God commands the creation of cities for the Levites to live in. There are to be forty eight towns all together and six of them will be towns of refuge. If you kill someone accidently and are afraid of that person’s family taking revenge on you, you can move to a city of refuge and you’re safe from vengeance as long as you stay there. Once the high priest dies, you’re safe forever and you can leave. It’s important that this is only true if it’s an accidental death though. This section differentiates very strongly between accidently killing someone and intentionally murdering them. This is not the first time in Numbers that the idea of accidental versus intentional sin is discussed. It seems like a bit of a theme in this book. God did not hand down the sacrificial laws so that you could buy your way out of punishments; he created this system as a means of recovering from accidental rule-breaking so that God can still stand to be around you.

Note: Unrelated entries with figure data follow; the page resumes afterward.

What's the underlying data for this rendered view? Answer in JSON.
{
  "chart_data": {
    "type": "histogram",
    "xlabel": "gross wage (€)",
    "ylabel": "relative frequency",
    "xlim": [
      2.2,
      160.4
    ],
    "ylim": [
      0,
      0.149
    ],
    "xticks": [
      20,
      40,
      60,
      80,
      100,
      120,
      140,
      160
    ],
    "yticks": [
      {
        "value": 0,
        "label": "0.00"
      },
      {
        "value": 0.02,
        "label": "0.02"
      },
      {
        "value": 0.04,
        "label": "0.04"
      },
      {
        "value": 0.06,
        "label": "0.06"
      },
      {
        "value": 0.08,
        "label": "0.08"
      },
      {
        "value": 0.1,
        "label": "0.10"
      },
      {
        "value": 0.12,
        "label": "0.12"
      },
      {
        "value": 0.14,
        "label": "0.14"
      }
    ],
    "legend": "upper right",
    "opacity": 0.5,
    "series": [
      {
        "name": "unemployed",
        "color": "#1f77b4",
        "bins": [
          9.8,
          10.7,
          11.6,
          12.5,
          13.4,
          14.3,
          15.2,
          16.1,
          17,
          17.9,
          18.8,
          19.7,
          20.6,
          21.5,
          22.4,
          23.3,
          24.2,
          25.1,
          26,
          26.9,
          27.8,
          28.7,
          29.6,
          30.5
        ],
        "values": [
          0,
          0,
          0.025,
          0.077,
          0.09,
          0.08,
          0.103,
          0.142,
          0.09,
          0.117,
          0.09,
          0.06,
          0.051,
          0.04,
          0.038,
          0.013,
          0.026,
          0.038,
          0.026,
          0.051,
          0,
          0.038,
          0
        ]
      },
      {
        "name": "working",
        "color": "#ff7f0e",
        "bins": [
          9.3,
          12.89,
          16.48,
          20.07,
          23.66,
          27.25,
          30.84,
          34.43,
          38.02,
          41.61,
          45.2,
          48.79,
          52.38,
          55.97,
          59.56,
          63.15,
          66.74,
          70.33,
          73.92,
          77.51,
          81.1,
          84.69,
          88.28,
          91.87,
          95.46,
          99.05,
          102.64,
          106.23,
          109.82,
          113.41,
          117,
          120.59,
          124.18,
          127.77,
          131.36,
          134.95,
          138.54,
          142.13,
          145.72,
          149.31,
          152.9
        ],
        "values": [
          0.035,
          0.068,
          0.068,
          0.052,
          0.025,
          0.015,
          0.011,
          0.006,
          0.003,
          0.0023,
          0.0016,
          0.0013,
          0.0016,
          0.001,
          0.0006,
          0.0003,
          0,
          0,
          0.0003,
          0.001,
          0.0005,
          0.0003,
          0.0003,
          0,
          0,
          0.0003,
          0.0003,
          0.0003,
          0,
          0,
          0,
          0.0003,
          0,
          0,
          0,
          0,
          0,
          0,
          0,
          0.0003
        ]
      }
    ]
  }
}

God Himself told Moses that He couldn’t travel with the Israelites because they were too wicked, too disobedient for Him to be around, so I wonder how it is that God had such an amicable relationship with Abraham or his sons. I mean, I know they didn’t have this same covenant so Abraham wasn’t actually breaking commandments back then, but God is saying that He can’t stand to be around someone who doesn’t wash their cloths right or who burns incense to Him the wrong way. Did God’s preferences change in the intervening couple hundred years? Is God’s disgust based on the Israelites’ disobedience, so like it’s only abhorrent to God, not because it’s something He doesn’t like per se, but just because He told them not to do it? This book raises as many questions as it does answers sometimes.
I mean the Bible, not the book of Numbers. Numbers is actually pretty straightforward.
Most of the time.
The very last chapter outlines some logistical problems that have come up from those sisters from before inheriting their father’s land in chapter 27. Some guys from the (half)tribe of Manasseh come to Moses and the heads of the Israelite families and point out that if those women, who were from their tribe, went off and married men from other tribes, then their husbands would absorb their holdings. That means that land that was allocated for the tribe of Manasseh could be acquired by someone from Judah or Dan or whatever. This transfer of land, under the law, would persist even through a year of Jubilee when all bought land is returned to the original owner. That’s a real problem because the boundaries of the tribal lands are kind of holy, and this loophole could muddy those borders a lot over a few generations. Moses and the elders patched it up with a ad hoc little piece of legislation decreeing that any women who inherit land in such a way have to marry within their own tribes. Bang, done, next.